'You are a noble fellow,' exclaimed Fanny Clavering, patting his brawny shoulder with her pretty hand, while her fine eyes sparkled; 'I shall never—never forget you.'
'Miss Clavering,' said Sir Horace, coldly; 'you forget yourself.'
Then came the tossing of the caber—a tree which is cut short off by the roots, and must be balanced by a man in the palms of his hands, and which he must toss completely round in the air, so that it may fall endlong in a direct line from him. In this feat, none ever excelled a little tribe named the Mac Ellars, who for more than a thousand years had resided in Glen-tuirc; but about twelve months before this time, they had been expelled with great cruelty by Snaggs. Their huts were burned down, and several persons who were old and bedridden, were wounded—three mortally—by the soldiers from Fort Augustus. These had been ordered to fire through the thatched roofs to force the people out, after which the whole were driven at the bayonet's point to the sea-shore, where they were ironed and embarked on board the famous evicting ship, the Duchess, which awaited them at Isle Ornsay, to convey the whole tribe to the nearest port of the American coast; so, when the caber was carried to-day, the strong hands that were wont to toss it high aloft, amid the honest shouts that woke the rocky echoes of Ben Ora, were now assisting to clear the vast forests of that Far West, where the sun of the clans is sinking.
CHAPTER XIV
THE SEVEN BULLETS.
Now came the rifle-shooting, which deserves an entire chapter to itself. The first prize was no less than a hundred sovereigns; the second was fifty.
Laura Everingham and Fanny Clavering had constituted themselves the patronesses of this feat of skill; but though the purses, on the acquisition of which the whole energies of Callum and myself were devoted—in no spirit of vain-glory, as I have said, but goaded on by the spur of sheer adversity—was made up by them and their female friends; yet Fanny by her air and bearing, her energy, in short by the very noise she made, assumed the supreme direction of affairs; thus the gentler Laura, in her little white crape bonnet and lace shawl, seemed a mere appendage to her beautiful, brilliant, and 'Di Vernon' looking friend.

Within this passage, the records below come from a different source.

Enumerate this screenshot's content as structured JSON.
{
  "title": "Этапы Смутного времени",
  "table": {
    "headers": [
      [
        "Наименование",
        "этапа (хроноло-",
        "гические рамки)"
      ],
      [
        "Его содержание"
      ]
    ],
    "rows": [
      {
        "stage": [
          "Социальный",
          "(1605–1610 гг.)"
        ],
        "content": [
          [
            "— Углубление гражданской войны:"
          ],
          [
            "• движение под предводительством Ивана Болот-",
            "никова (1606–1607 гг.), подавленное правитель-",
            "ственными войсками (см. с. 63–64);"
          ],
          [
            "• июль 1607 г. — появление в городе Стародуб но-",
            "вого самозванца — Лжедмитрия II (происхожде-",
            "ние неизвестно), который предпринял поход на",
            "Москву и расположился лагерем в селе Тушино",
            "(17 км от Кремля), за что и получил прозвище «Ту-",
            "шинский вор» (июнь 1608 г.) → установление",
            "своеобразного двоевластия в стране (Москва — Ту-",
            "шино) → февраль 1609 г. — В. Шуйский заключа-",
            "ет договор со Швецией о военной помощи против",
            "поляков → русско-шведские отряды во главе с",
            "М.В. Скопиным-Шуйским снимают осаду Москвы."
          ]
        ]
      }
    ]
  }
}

Fanny was a free and dashing girl, with whom you must have fallen in love, my bachelor friend, for she was one who made herself everywhere as much at home as the fly in your sugar-basin. She wore a broad hat and feather, which gave a piquancy to her fine eyes and expressive features. She had on a dark green riding-habit, with yellow gauntlets, and carried a gold-headed switch. She was a showy girl—the pet of the Household Brigade, and the counterpart of her brother the Guardsman, only a little more merry, and much more wilful. She was a good horsewoman, and rode hurdle-races and steeple-chases; a good hand at whist, rather a sharp stroke at billiards, and would deliberately sweep up the pool with the prettiest white hands in the world. She waltzed divinely, was considered glorious in a two-handed flirtation, or private theatricals, where she shone to admiration as 'Di Vernon,' or the 'Rough Diamond.' Fanny could make up a good book on the Oaks, and had always a shrewd guess as to the winner of the Derby; she had the Army List and the Peerage at her taper finger-ends, and knew all the last novels and music as if they had been her own composition. Once upon a time she was nearly riding herself for the Chester Cup; and those who peddled and punted at mere county races, she despised as heartily as if she belonged to the Hussars or the Oxford Blues. In short, Fanny knew everything from the Deluge to the deux-temps, and from the misfortunes in the Crimea to the mystery of crochet—moreover, a word in your ear, my dear reader, our charming friend had some thousand pounds per annum in her own right, and 'expectations' without end.
She had urged the more timid and retiring Laura to club their prize for the rifle-shooting; and now she appeared on the ground with a smart grooved rifle in her hands, to compete with all comers, on the part of herself and of the shrinking Laura, who had never laid her little hand upon a fire-arm in her life, and begged to be excused doing so now.
About thirty Highlanders, armed with rifles, crowded near her, but respectfully waited until Mr. Snaggs, whom she had requested to assist her, called over their names as they stood on the list, and to each as he stepped forward, the factor somewhat ostentatiously handed a—religious tract.